SeamlessM4T, introduced in August 2023, serves as the foundation for SeamlessExpressive and SeamlessStreaming. SeamlessExpressive preserves expression, such as pauses, emphasis, and tone for speech-to-speech translation for English, Spanish, German, French, Italian, and Chinese.
“We’re also thrilled to share SeamlessStreaming,” Research Manager Paden Tomasello said in a video shared by Meta. He described it as the first massively multilingual model able to translate speech and text in real-time.
SeamlessStreaming can handle automatic speech recognition and speech-to-text translation for “nearly 100 input and output languages.” Speech-to-speech translation works from nearly 100 input languages into 36 output languages.
Tomasello noted that Seamless would be the first translation model to include watermarking to indicate model-generated audio output — a feature that seems to adhere to the US’s recently issued first Executive Order on AI.
“Watermarking actively embeds a signal that is imperceptible to the human ear, but still detectable within the audio using a detector model,” Meta stated in its blog post. “Through this watermark, the origin of the audio can be accurately traced.”
According to Meta’s blog post, SeamlessM4T v2 achieves state of the translation art quality for speech-to-speech and speech-to-text translation, and “also beats Whisper v3’s for automatic speech recognition on average and in particular for lower resource languages.”

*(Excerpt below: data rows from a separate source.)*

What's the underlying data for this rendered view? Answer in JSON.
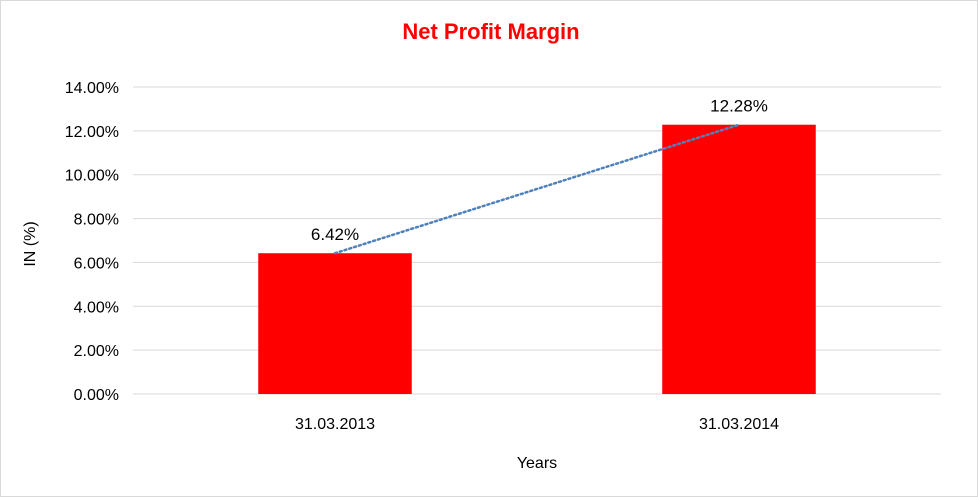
{
  "chart_data": {
    "type": "bar",
    "title": "Net Profit Margin",
    "xlabel": "Years",
    "ylabel": "IN (%)",
    "categories": [
      "31.03.2013",
      "31.03.2014"
    ],
    "values": [
      6.42,
      12.28
    ],
    "data_labels": [
      "6.42%",
      "12.28%"
    ],
    "ylim": [
      0,
      14
    ],
    "yticks": [
      0,
      2,
      4,
      6,
      8,
      10,
      12,
      14
    ],
    "ytick_labels": [
      "0.00%",
      "2.00%",
      "4.00%",
      "6.00%",
      "8.00%",
      "10.00%",
      "12.00%",
      "14.00%"
    ],
    "grid": true,
    "trendline": "linear",
    "colors": {
      "bar": "#ff0000",
      "title": "#ff0000",
      "trendline": "#4f81bd",
      "grid": "#d9d9d9"
    }
  }
}
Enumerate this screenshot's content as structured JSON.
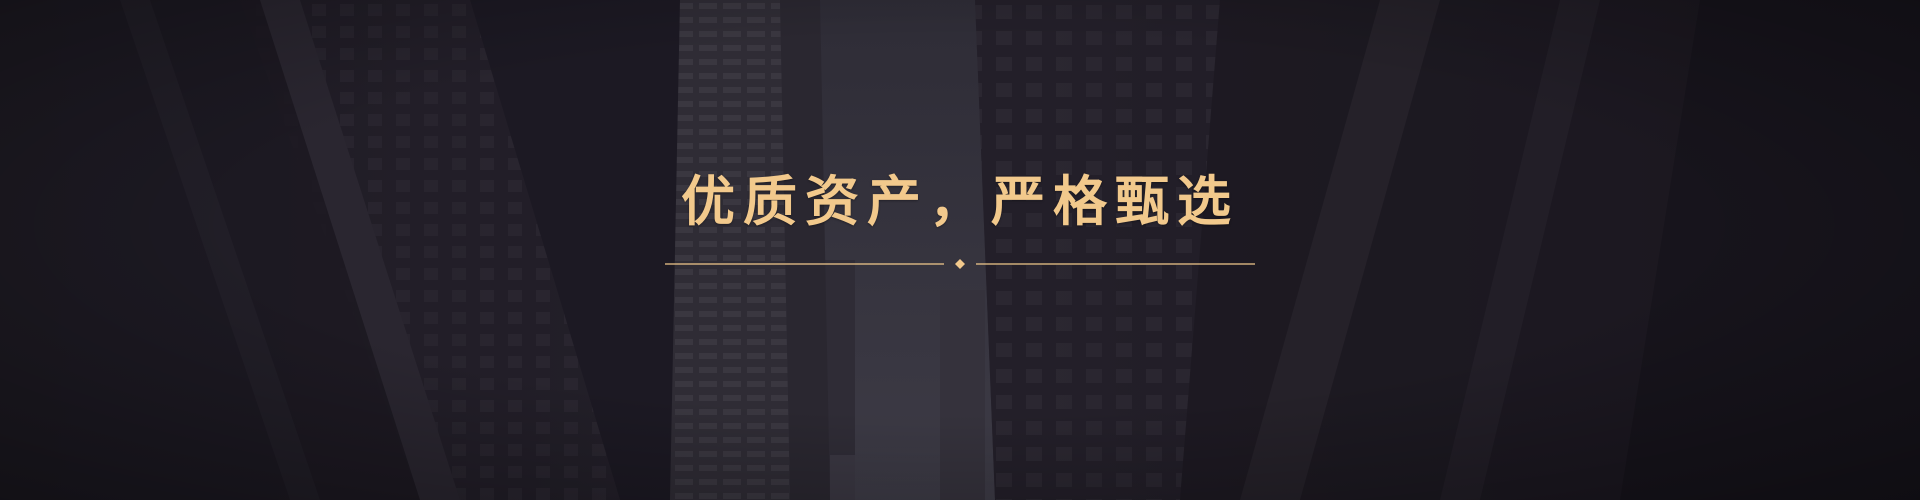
{
  "banner": {
    "headline": "优质资产，严格甄选",
    "background": "dark-cityscape-skyscrapers",
    "colors": {
      "accent": "#f2c98c",
      "background": "#1c1923",
      "sky": "#3b3944"
    },
    "divider_icon": "diamond-icon"
  }
}
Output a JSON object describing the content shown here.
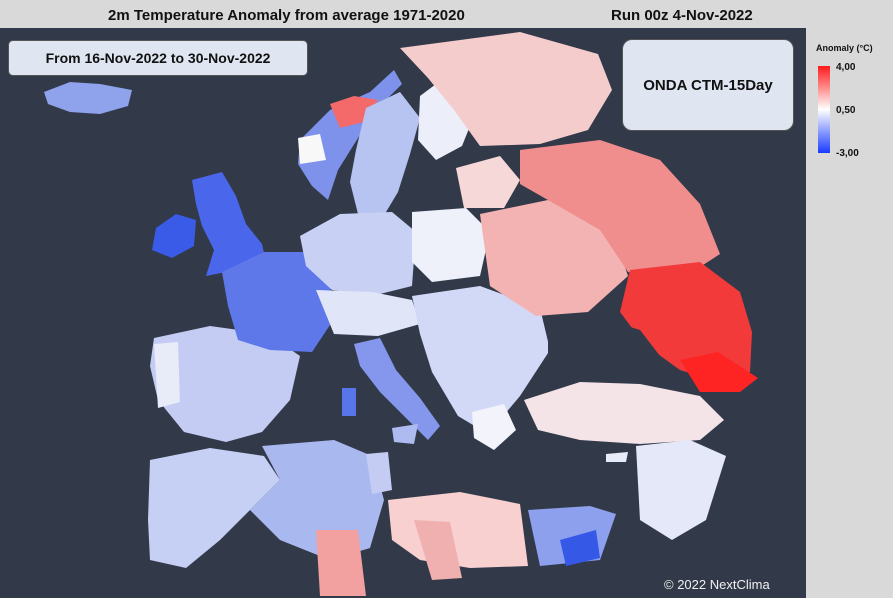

SeamlessStreaming, meanwhile, is also said to achieve state-of-the-art low latency quality with speech-to-speech translation.
Meta has made available to the public (i.e. developers) all four Seamless models, as well as metadata, data, and alignment tools.
The end goal of all of this open-sourcing of advanced speech translation AI seems clear: get developers to accelerate Meta founder Zuckerberg’s vision of a frictionless, language-agnostic metaverse.